NEM: You could be right there. It's an interesting choice: fully evaluate, or leave as a function? Brian Cantwell Smith talks about a similar distinction between the declarative designation mapping (called Φ) between expressions and values, and the procedural consequence of evaluating an expression (called Ψ). (The paper is Reflection and Semantics in LISP, and is a fascinating read if you have access to the locked away treasures of the ACM [L2 ]). For instance if we take the expression "expr {1+2}", then we can see that Φ("expr {1+2}") = 3 (the expression designates the number three), whereas Ψ("expr {1+2}") = "3" (i.e., the expression evaluates to the numeral "3"). Note though, that Φ("3") = 3 too, so the evaluation is designation preserving. He points out that Lisp (and Scheme) violate this designation-preserving principle on occassion, e.g. the atom if we consider an atom like 'A, then in Lisp Ψ('A) = A (i.e. evaluation does dereference), which is not designation preserving, as Φ('A) = A, but Φ(A) = ?? (whatever the variable A is bound to in the environment). I don't think this is the same issue you mention with "papply", which should be designation preserving (I think), but rather the issue is whether papply should be strongly normalising or not. Is this the distinction between strict and lazy evaluation semantics?

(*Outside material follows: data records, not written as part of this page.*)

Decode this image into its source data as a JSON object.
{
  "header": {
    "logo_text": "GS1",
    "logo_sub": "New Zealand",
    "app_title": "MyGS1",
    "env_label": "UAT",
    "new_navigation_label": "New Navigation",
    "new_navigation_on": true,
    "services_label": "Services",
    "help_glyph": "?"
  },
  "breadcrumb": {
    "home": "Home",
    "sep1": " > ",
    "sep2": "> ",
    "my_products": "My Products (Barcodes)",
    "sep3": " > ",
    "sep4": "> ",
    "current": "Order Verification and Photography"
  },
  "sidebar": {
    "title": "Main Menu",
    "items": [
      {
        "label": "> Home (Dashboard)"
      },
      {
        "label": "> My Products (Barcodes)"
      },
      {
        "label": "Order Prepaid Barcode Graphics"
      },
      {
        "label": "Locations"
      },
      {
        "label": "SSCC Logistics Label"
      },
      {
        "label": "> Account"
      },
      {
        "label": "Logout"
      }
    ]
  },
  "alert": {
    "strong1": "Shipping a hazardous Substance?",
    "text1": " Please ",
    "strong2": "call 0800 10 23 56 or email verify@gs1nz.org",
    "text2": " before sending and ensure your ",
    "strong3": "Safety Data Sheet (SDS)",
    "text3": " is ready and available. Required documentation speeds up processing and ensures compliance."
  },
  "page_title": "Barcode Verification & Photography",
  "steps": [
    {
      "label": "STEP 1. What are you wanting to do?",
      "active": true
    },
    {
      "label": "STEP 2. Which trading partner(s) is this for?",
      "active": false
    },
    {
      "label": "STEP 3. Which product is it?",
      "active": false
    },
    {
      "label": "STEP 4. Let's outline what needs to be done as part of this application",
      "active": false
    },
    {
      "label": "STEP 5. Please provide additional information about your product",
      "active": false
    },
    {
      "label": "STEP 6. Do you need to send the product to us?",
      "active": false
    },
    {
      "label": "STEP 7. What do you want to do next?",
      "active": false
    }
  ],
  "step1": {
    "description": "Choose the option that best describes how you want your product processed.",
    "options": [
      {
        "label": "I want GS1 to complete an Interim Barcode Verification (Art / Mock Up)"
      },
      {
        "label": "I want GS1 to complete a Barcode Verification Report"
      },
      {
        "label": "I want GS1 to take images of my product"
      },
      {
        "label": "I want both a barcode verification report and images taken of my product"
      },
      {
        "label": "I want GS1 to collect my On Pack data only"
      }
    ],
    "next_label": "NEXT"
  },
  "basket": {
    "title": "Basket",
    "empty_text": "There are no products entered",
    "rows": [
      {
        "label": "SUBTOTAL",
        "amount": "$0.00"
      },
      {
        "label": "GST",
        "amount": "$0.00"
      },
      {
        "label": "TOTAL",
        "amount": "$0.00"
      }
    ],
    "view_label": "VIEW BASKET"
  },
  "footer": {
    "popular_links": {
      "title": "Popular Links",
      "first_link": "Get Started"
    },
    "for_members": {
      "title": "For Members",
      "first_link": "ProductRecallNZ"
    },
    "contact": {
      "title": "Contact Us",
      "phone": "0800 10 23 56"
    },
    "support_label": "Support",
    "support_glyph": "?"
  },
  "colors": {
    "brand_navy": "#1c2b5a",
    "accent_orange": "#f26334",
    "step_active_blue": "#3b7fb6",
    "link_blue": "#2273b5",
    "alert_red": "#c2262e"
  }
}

FCR: Another alternative for partial application is to remove arguments from the function, and to insert "set arg value;" at the beginning of the code for each applied argument. That way we will never need to evaluate the function within papply. This is an example naive implementation:

 proc papply {lambdaproc args} {
   foreach {arglist code} $lambdaproc {break}
   foreach arg $args {
     if {[llength $arglist] == 1 && [lindex $arglist 0 0] eq "args"} {
       # yes, yes, the "args" case makes all this code dirty
       set nonbracedcode $code
       while {[regsub "\\\{\[^\}\]*\\\}" $nonbracedcode "" nonbracedcode]} {
         continue
       }
       if {[lsearch $nonbracedcode "#@@@@__insert__partially_applied_args"] < 0} {
         set code2 [join [list \
           {#@@@@__insert__partially_applied_args} \
           {set args [linsert $args 0 {*}[lreverse $__partially_applied_args]]} \
           {unset __partially_applied_args}] "\n"]
         set code "$code2\n$code"
       }
       set code "lappend __partially_applied_args [list $arg]\n$code"
     } elseif {[llength $arglist] > 0} {
       # this is the usual case
       set var [lindex $arglist 0 0]
       set defcode [list set $var $arg]
       set code "$defcode\n$code"
       set arglist [lrange $arglist 1 end]
     } else {
       error "too much parameters"
     }
   }
   return [list $arglist $code]
 }

 % set fn2 {{arg1 args} {puts "msg: ($arg1, $args)"}}
 {arg1 args} {puts "msg: ($arg1, $args)"}

 % set fn3 [papply $fn2 hello "2 nd"]
 args {lappend __partially_applied_args {2 nd}
 #@@@@__insert__partially_applied_args
 set args [linsert $args 0 {*}[lreverse $__partially_applied_args]]
 unset __partially_applied_args
 set arg1 hello
 puts "msg: ($arg1, $args)"}

 % apply $fn3 foo
 msg: (hello, {2 nd} foo)